Le cicale come le chiamiamo qui (sottintendendo di mare) sono crostacei che non si allevano per cui si trovano fresche sul banco, comunque controllate sempre che siano piene e dure al tatto, senza macchie giallognole sul dorso. Si possono congelare e si conservano per circa 3 mesi. Hanno carni di notevole pregio, molto apprezzate, in particolare nel periodo autunno-invernale, e sono adatte sia ai primi che ai secondi piatti. Sono ottime bollite in pochissima acqua e condite con poco limone ed olio extravergine di oliva, in umido, in zuppa, nei primi di pasta con linguine o spaghetti, fritte. Mi ricordo che a casa mia si sono sempre mangiate, soprattutto in guazzetto come nella ricetta che vado a preparare.
- DifficoltàBassa
- CostoEconomico
- Tempo di preparazione10 Minuti
- Tempo di cottura10 Minuti
- Porzioni2 porzioni
- CucinaItaliana
Ingredienti
- 10cicale di mare
- 1 spicchioAglio
- 1 ciuffoPrezzemolo
- 1 bicchierinoVino bianco secco (o brandy)
- q.b.Olio extravergine d’oliva
- 1Peperoncino
- q.b.Sale
Preparazione

Lavate ripetutamente le cicale sotto l’acqua corrente. Quindi, con un paio di forbici robuste, tagliate il guscio nella parte inferiore per facilitare la fuoriuscita della polpa, ma non eliminatelo. Poi tagliate anche lateralmente seguendo il profilo del crostaceo con la forbice. Questo eviterà a chi ama mangiarle succhiandone la polpa di rovinarsi le labbra.

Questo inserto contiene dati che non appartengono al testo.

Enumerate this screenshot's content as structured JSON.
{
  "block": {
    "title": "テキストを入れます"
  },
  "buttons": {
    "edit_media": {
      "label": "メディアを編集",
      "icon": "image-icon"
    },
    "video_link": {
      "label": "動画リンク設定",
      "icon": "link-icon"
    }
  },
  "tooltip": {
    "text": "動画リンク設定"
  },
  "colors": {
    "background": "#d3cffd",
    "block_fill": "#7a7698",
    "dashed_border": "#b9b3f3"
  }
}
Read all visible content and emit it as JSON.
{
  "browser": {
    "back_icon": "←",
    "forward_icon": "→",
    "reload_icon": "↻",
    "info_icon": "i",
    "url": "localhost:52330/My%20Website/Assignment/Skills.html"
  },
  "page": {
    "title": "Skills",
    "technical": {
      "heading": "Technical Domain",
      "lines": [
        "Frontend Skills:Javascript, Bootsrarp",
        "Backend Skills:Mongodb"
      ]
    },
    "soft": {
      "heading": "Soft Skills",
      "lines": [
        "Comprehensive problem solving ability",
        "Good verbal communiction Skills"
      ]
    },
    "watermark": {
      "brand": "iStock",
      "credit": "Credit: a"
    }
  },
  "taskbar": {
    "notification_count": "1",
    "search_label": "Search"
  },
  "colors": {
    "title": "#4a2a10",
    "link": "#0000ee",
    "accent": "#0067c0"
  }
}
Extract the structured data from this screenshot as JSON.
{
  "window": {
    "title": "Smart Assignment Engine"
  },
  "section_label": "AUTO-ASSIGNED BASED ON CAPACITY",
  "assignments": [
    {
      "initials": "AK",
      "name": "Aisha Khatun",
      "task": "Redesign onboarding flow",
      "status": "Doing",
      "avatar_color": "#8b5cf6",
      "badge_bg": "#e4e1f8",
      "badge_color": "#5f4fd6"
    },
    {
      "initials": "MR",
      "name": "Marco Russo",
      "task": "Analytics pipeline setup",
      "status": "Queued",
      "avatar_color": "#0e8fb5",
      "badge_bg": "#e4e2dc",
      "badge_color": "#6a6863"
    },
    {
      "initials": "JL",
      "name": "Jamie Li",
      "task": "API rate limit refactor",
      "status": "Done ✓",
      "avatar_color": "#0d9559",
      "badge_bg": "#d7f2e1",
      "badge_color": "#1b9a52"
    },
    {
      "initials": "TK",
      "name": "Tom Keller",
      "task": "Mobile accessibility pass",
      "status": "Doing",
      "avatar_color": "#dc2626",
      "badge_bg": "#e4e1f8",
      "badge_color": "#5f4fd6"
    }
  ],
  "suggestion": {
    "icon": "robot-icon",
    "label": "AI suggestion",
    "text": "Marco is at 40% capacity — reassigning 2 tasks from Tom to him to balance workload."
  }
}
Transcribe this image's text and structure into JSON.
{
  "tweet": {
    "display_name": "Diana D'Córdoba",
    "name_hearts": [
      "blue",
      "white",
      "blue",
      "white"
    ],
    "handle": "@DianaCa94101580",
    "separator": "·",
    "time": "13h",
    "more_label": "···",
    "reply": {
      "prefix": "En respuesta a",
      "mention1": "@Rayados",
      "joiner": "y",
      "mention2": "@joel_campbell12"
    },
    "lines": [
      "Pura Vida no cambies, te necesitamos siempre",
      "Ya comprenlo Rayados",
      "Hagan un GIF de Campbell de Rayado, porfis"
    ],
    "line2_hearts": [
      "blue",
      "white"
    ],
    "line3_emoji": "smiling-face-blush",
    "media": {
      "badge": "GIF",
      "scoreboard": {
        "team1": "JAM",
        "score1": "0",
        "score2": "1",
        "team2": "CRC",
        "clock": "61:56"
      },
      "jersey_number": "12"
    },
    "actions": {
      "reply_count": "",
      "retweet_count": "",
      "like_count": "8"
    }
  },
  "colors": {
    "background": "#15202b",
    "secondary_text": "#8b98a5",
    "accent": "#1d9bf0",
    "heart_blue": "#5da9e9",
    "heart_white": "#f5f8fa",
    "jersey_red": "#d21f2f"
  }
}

Fare un battuto di prezzemolo, aglio e peperoncino, metterlo in padella con due cucchiai di olio e far soffriggere. Aggiungere il pesce e mettere il coperchio. Dopo 5 minuti aggiungere il vino e farlo evaporare alzando la fiamma. Una volta che il sughetto si è ristretto e le nostre cicale sono diventate da lucide a opache e bianche sono pronte.

Servire calde con il loro sughetto, farete anche la scarpetta!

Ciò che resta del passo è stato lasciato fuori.